LIMA (Reuters) - After a long legal battle in Peru for the right of an assisted death, Ana Estrada said she now feels free to avoid suffering from an incurable and debilitating illness that has plagued her for three decades.

The Peruvian Supreme Court this week confirmed a prior ruling that allows Estrada, a 44-year-old psychologist, to end her life after a five-year legal battle and years of illness.

Under Peruvian law, assisting someone's suicide and killing a terminally ill patient are punishable with prison time.

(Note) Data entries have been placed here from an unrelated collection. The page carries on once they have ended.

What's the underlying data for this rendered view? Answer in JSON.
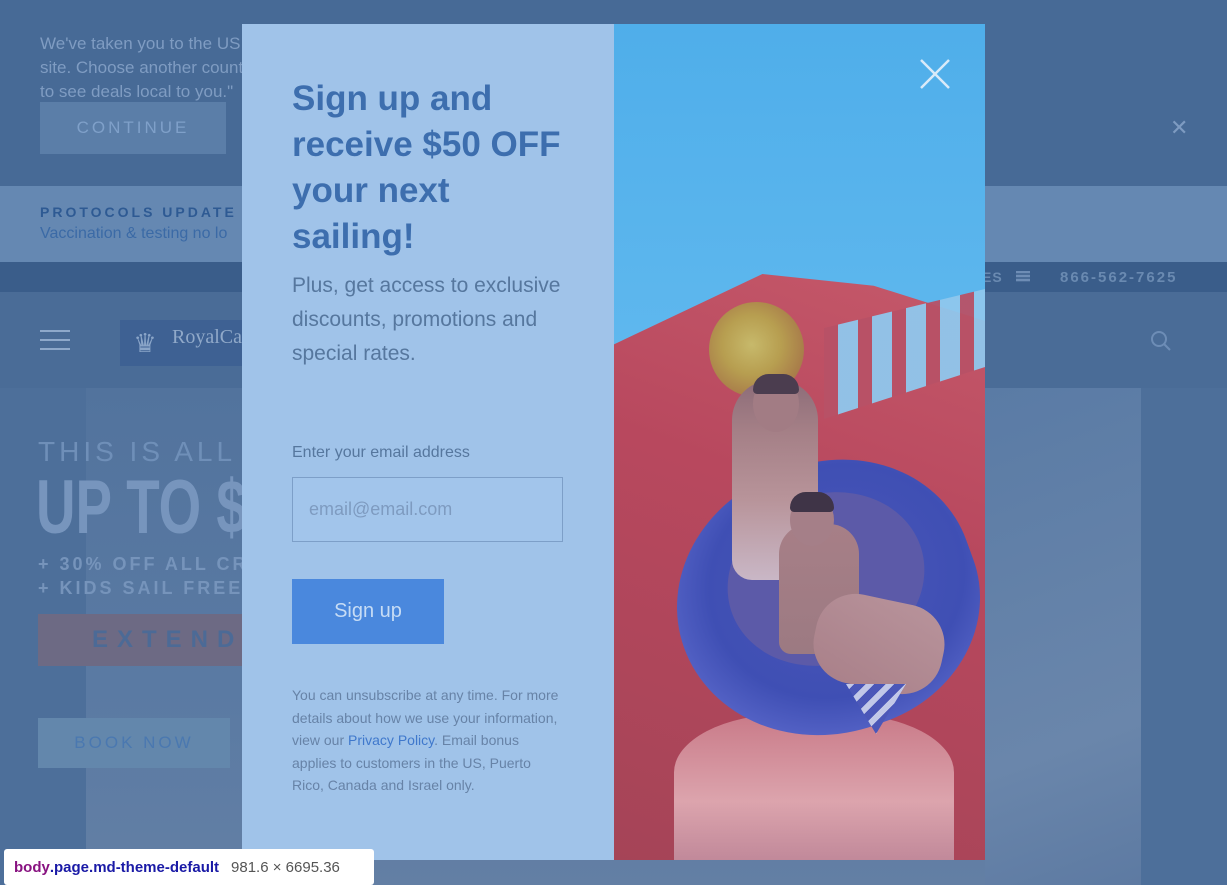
{
  "background": {
    "country_banner": {
      "text": "We've taken you to the US site. Choose another country to see deals local to you.\"",
      "continue_label": "CONTINUE",
      "close_glyph": "✕"
    },
    "protocols": {
      "title": "PROTOCOLS UPDATE",
      "link": "Vaccination & testing no lo"
    },
    "utility": {
      "item": "ES",
      "phone": "866-562-7625"
    },
    "nav": {
      "logo_text": "RoyalCa"
    },
    "hero": {
      "line1": "THIS IS ALL T",
      "line2": "UP TO $",
      "line3": "+ 30% OFF ALL CR",
      "line4": "+ KIDS SAIL FREE*",
      "extended_label": "EXTENDE",
      "book_label": "BOOK NOW"
    }
  },
  "modal": {
    "heading": "Sign up and receive $50 OFF your next sailing!",
    "subheading": "Plus, get access to exclusive discounts, promotions and special rates.",
    "email_label": "Enter your email address",
    "email_placeholder": "email@email.com",
    "email_value": "",
    "signup_label": "Sign up",
    "disclaimer_before": "You can unsubscribe at any time. For more details about how we use your information, view our ",
    "privacy_link": "Privacy Policy",
    "disclaimer_after": ". Email bonus applies to customers in the US, Puerto Rico, Canada and Israel only."
  },
  "devtools_tooltip": {
    "tag": "body",
    "classes": ".page.md-theme-default",
    "size": "981.6 × 6695.36"
  },
  "colors": {
    "overlay": "#4a6c97",
    "modal_panel": "#a0c3e9",
    "heading": "#3d6eae",
    "button": "#4a88dd",
    "link": "#3f78cc"
  }
}
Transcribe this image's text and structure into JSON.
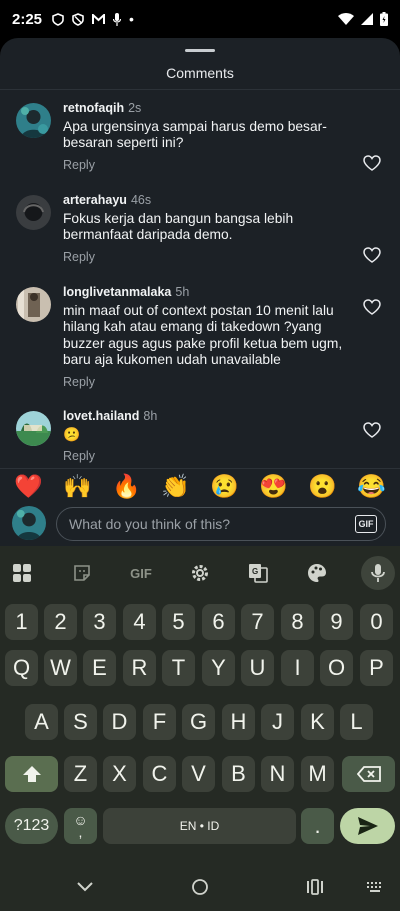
{
  "status": {
    "time": "2:25",
    "dot": "•"
  },
  "sheet": {
    "title": "Comments"
  },
  "comments": [
    {
      "user": "retnofaqih",
      "time": "2s",
      "text": "Apa urgensinya sampai harus demo besar-besaran seperti ini?",
      "reply": "Reply"
    },
    {
      "user": "arterahayu",
      "time": "46s",
      "text": "Fokus kerja dan bangun bangsa lebih bermanfaat daripada demo.",
      "reply": "Reply"
    },
    {
      "user": "longlivetanmalaka",
      "time": "5h",
      "text": "min maaf out of context postan 10 menit lalu hilang kah atau emang di takedown ?yang buzzer agus agus pake profil ketua bem ugm, baru aja kukomen udah unavailable",
      "reply": "Reply"
    },
    {
      "user": "lovet.hailand",
      "time": "8h",
      "text": "😕",
      "reply": "Reply"
    }
  ],
  "emojis": [
    "❤️",
    "🙌",
    "🔥",
    "👏",
    "😢",
    "😍",
    "😮",
    "😂"
  ],
  "compose": {
    "placeholder": "What do you think of this?",
    "gif": "GIF"
  },
  "keyboard": {
    "gif_label": "GIF",
    "row_numbers": [
      "1",
      "2",
      "3",
      "4",
      "5",
      "6",
      "7",
      "8",
      "9",
      "0"
    ],
    "row_q": [
      "Q",
      "W",
      "E",
      "R",
      "T",
      "Y",
      "U",
      "I",
      "O",
      "P"
    ],
    "row_a": [
      "A",
      "S",
      "D",
      "F",
      "G",
      "H",
      "J",
      "K",
      "L"
    ],
    "row_z": [
      "Z",
      "X",
      "C",
      "V",
      "B",
      "N",
      "M"
    ],
    "sym_label": "?123",
    "emoji_key_top": "☺",
    "emoji_key_bottom": ",",
    "space_label": "EN • ID",
    "period": "."
  }
}
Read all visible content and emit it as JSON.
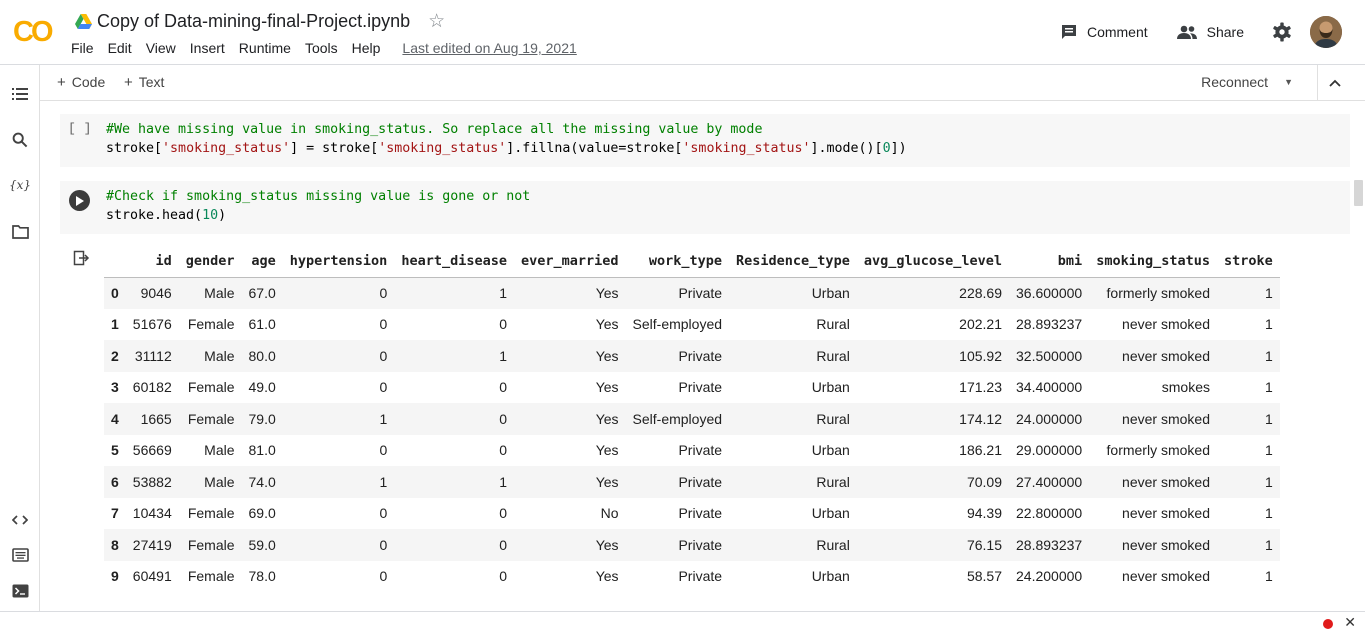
{
  "app": {
    "logo_text": "CO"
  },
  "notebook": {
    "title": "Copy of Data-mining-final-Project.ipynb",
    "last_edited": "Last edited on Aug 19, 2021"
  },
  "menu": [
    "File",
    "Edit",
    "View",
    "Insert",
    "Runtime",
    "Tools",
    "Help"
  ],
  "header_actions": {
    "comment_label": "Comment",
    "share_label": "Share"
  },
  "toolbar": {
    "add_code_label": "Code",
    "add_text_label": "Text",
    "reconnect_label": "Reconnect"
  },
  "rail_icons": [
    "table-of-contents-icon",
    "search-icon",
    "variables-icon",
    "files-icon",
    "code-snippets-icon",
    "command-palette-icon",
    "terminal-icon"
  ],
  "cells": [
    {
      "execution_marker": "[ ]",
      "comment": "#We have missing value in smoking_status. So replace all the missing value by mode",
      "code_line": "stroke['smoking_status'] = stroke['smoking_status'].fillna(value=stroke['smoking_status'].mode()[0])"
    },
    {
      "comment": "#Check if smoking_status missing value is gone or not",
      "code_line": "stroke.head(10)"
    }
  ],
  "output_table": {
    "columns": [
      "",
      "id",
      "gender",
      "age",
      "hypertension",
      "heart_disease",
      "ever_married",
      "work_type",
      "Residence_type",
      "avg_glucose_level",
      "bmi",
      "smoking_status",
      "stroke"
    ],
    "rows": [
      [
        "0",
        "9046",
        "Male",
        "67.0",
        "0",
        "1",
        "Yes",
        "Private",
        "Urban",
        "228.69",
        "36.600000",
        "formerly smoked",
        "1"
      ],
      [
        "1",
        "51676",
        "Female",
        "61.0",
        "0",
        "0",
        "Yes",
        "Self-employed",
        "Rural",
        "202.21",
        "28.893237",
        "never smoked",
        "1"
      ],
      [
        "2",
        "31112",
        "Male",
        "80.0",
        "0",
        "1",
        "Yes",
        "Private",
        "Rural",
        "105.92",
        "32.500000",
        "never smoked",
        "1"
      ],
      [
        "3",
        "60182",
        "Female",
        "49.0",
        "0",
        "0",
        "Yes",
        "Private",
        "Urban",
        "171.23",
        "34.400000",
        "smokes",
        "1"
      ],
      [
        "4",
        "1665",
        "Female",
        "79.0",
        "1",
        "0",
        "Yes",
        "Self-employed",
        "Rural",
        "174.12",
        "24.000000",
        "never smoked",
        "1"
      ],
      [
        "5",
        "56669",
        "Male",
        "81.0",
        "0",
        "0",
        "Yes",
        "Private",
        "Urban",
        "186.21",
        "29.000000",
        "formerly smoked",
        "1"
      ],
      [
        "6",
        "53882",
        "Male",
        "74.0",
        "1",
        "1",
        "Yes",
        "Private",
        "Rural",
        "70.09",
        "27.400000",
        "never smoked",
        "1"
      ],
      [
        "7",
        "10434",
        "Female",
        "69.0",
        "0",
        "0",
        "No",
        "Private",
        "Urban",
        "94.39",
        "22.800000",
        "never smoked",
        "1"
      ],
      [
        "8",
        "27419",
        "Female",
        "59.0",
        "0",
        "0",
        "Yes",
        "Private",
        "Rural",
        "76.15",
        "28.893237",
        "never smoked",
        "1"
      ],
      [
        "9",
        "60491",
        "Female",
        "78.0",
        "0",
        "0",
        "Yes",
        "Private",
        "Urban",
        "58.57",
        "24.200000",
        "never smoked",
        "1"
      ]
    ]
  },
  "colors": {
    "logo_orange": "#f9ab00",
    "logo_orange_dark": "#e37400",
    "comment_green": "#008000",
    "string_red": "#a31515",
    "number_green": "#09885a",
    "status_red": "#e01b1b"
  }
}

In a deeply Roman Catholic country where abortion and gay marriage remain illegal, the court's decision is seen as a milestone in the debate over euthanasia. In Latin America, only Colombia allows the procedure, but under certain conditions.

"This victory will help me better cope with this imminent, inevitable deterioration of the disease. It will give me peace of mind and calm," she told Reuters.

Estrada suffers from polymyositis, a rare disease that attacks her muscles with a degenerative deterioration. She has spent most of her life lying prostrate in a bed connected to a mechanical respirator and with almost daily assistance from a nurse.

The Supreme Court ruling issued this week ratifies a previous court decision requiring Peru's state health insurance to provide "all the conditions" for Estrada's euthanasia, which must be executed within a period of 10 days from the date she expresses her will to end her life.

The Supreme Court exempted the doctor who eventually supplies a drug intended to end Estrada's life from any punishment.

"Why death with dignity? Because I want to avoid suffering, I want to avoid pain, but above all because this is about life and it is about freedom," Estrada said, lying in bed after her nurse placed a pillow on her.

"Establishing the right to death is a fundamental precedent. It is the first case and it is irrevocable, and it allows Ana Estrada to be able to make a decision to end her life at a certain time," said Walter Gutierrez, Estrada's lawyer and a former ombudsman.